Live poker is significantly more popular now than ever. Every major tournament has seen record participants, Vegas has bigger poker rooms than ever before, and I'd say anecdotally local poker clubs are packed compared to anytime I can recall.


that's a shame, the coverage is 100x worse than it was.

the ESPN2 streams suck, they seem like they don't know what table they're watching and the commentary is usually below-basic pop-culture and memery, and the WSOP commentators are equally childish and unprofessional.

poster was right though, it seems far from what it was as far as general non-poker interest goes.. maybe the increased size of the poker hall/tournament attendance is evidence of another effect; gambling tends to go up in poor economies.

my .02c: i've seen a lot of my favorite casinos close their poker rooms or convert them in the past five years. my neighborhood games are all mostly dried up, and all of my cohort I network with about poker stuff is essentially still just enjoying 10-20 year old Poker After Dark eps. The coverage sucks and only the huge games or private tables are worth watching, and that's a whole other cash grab. The personalities are largely non-existent, and the ones that try angle don't do that great a job.

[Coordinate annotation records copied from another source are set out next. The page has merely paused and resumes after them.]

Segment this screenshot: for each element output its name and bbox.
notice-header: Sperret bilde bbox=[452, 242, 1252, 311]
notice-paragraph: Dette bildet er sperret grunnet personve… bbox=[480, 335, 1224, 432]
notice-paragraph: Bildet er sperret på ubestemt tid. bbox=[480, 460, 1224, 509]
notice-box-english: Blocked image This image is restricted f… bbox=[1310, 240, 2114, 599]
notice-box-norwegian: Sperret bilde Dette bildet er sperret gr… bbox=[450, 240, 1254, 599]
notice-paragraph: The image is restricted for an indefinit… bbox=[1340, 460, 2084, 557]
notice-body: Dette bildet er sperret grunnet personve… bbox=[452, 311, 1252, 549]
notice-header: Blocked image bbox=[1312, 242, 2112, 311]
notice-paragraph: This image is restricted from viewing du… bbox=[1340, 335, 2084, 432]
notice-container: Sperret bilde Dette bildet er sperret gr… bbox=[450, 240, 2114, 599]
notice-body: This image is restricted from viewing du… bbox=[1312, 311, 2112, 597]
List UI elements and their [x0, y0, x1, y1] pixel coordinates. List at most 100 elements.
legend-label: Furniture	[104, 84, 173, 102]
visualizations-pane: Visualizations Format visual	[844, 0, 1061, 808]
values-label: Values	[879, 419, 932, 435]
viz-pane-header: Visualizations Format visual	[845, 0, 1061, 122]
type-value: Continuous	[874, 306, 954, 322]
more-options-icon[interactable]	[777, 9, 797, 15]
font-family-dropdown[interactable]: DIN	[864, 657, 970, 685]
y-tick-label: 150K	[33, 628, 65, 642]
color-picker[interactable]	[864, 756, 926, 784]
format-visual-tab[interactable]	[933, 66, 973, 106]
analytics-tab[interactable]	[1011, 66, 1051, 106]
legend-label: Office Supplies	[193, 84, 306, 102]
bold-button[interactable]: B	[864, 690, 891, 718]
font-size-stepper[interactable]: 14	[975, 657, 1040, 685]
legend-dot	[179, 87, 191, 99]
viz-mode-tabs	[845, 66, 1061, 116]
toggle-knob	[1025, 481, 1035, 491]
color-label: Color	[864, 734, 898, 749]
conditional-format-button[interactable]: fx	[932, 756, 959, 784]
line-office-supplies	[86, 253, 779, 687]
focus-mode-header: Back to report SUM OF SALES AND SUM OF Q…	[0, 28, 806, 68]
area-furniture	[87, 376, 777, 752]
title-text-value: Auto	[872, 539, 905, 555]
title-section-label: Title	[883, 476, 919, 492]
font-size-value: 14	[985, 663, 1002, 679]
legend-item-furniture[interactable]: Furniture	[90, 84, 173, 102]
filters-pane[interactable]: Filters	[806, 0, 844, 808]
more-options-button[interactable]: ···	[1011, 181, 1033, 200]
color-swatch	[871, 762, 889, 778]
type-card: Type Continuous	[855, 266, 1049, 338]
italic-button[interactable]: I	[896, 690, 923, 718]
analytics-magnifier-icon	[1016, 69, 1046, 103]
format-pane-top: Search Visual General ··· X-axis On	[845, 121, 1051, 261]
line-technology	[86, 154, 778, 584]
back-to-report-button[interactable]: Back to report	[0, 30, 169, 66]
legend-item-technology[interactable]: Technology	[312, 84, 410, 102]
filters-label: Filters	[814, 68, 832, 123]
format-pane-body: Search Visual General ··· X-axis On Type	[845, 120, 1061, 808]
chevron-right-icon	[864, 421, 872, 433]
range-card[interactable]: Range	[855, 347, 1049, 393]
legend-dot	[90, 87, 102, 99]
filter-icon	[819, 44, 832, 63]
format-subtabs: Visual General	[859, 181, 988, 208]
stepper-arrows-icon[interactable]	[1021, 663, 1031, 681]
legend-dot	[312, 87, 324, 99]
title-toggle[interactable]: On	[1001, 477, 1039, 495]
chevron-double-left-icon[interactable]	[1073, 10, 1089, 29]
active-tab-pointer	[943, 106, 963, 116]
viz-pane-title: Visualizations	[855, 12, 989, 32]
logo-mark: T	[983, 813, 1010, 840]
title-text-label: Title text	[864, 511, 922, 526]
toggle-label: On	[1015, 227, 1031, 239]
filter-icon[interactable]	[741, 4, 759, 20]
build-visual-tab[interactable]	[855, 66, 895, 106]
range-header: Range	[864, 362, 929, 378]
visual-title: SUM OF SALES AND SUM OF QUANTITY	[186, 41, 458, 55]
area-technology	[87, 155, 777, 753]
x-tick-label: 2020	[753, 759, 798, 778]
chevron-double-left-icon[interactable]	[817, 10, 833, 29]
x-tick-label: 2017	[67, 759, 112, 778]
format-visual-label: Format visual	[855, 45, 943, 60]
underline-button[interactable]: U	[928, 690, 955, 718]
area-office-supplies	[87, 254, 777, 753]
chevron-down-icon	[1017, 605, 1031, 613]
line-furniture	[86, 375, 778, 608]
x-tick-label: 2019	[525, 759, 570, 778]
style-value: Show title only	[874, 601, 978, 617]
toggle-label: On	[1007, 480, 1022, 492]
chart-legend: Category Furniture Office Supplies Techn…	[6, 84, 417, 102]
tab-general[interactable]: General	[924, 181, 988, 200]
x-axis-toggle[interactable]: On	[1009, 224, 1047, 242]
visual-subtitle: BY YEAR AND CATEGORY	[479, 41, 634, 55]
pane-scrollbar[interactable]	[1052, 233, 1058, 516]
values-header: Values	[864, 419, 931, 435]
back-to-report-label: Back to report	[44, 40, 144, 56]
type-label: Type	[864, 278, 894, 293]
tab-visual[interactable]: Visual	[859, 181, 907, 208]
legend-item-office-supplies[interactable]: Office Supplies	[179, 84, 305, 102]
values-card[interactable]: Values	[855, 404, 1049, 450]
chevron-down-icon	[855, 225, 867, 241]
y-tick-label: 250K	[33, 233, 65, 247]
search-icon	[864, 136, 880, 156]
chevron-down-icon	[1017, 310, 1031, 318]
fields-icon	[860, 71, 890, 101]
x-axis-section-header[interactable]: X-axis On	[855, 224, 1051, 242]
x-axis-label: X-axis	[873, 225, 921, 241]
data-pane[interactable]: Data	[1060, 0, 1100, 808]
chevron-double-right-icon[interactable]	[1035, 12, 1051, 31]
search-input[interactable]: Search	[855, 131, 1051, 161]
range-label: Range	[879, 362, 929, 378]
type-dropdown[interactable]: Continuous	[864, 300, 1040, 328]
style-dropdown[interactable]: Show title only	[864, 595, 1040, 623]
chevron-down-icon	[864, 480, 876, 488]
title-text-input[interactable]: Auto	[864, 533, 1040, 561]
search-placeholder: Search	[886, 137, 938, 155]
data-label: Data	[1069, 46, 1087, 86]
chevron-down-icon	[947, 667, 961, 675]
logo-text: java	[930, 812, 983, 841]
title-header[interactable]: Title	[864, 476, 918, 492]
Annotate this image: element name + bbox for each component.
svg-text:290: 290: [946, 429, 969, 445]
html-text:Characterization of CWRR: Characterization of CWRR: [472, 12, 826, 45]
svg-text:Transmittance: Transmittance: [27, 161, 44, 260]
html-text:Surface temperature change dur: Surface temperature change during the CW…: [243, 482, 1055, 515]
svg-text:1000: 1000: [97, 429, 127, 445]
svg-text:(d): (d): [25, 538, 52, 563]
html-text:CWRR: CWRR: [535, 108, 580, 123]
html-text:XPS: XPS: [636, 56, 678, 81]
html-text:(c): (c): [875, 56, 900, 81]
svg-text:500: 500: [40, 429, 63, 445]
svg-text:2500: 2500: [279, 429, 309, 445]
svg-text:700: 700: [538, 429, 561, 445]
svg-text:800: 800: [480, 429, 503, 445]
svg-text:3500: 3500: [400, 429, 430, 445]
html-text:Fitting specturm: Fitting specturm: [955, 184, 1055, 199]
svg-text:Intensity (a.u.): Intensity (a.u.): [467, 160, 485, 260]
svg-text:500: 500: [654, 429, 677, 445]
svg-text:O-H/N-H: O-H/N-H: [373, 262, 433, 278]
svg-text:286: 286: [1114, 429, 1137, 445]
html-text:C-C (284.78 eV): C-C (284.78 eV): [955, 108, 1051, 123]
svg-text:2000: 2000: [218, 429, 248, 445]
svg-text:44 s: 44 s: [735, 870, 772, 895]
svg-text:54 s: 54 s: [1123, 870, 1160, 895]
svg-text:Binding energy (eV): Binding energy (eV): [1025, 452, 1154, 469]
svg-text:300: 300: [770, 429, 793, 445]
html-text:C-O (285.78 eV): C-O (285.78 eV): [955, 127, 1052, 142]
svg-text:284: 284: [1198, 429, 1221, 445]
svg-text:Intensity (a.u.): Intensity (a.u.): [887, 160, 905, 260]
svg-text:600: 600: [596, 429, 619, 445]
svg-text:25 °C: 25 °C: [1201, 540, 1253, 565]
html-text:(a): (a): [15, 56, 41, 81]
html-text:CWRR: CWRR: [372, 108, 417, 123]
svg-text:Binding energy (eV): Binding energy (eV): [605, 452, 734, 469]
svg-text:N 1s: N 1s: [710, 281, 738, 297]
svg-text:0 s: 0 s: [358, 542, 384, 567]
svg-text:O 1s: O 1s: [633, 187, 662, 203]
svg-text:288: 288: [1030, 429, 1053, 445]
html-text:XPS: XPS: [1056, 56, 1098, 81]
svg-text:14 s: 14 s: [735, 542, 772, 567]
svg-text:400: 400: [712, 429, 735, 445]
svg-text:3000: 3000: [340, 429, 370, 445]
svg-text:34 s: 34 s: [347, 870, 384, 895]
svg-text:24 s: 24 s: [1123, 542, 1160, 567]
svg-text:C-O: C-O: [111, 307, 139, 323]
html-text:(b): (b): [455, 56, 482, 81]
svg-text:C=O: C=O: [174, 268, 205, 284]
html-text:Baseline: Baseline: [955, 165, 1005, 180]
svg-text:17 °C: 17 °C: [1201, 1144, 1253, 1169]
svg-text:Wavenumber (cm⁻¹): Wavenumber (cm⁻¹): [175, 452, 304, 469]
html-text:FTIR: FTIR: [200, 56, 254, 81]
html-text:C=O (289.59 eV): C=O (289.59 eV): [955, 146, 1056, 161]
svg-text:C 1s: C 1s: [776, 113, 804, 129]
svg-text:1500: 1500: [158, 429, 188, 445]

It all sounds like sour-grapes nostalgia, and maybe it is to a degree, but it's a common opinion that poker is in a rut lately.


ESPN2? I thought the live coverage is only on PokerGO for the last few years, with the packaged shows broadcast later on CBS Sports channel?


We must have been frequenting very different households.


It was people of a certain age and mindset I think.

At the peak before black Friday, it was pretty routine for 3 or 4 people I knew from work to be on Full Tilt at the same time and I only really knew about 15 people at this company.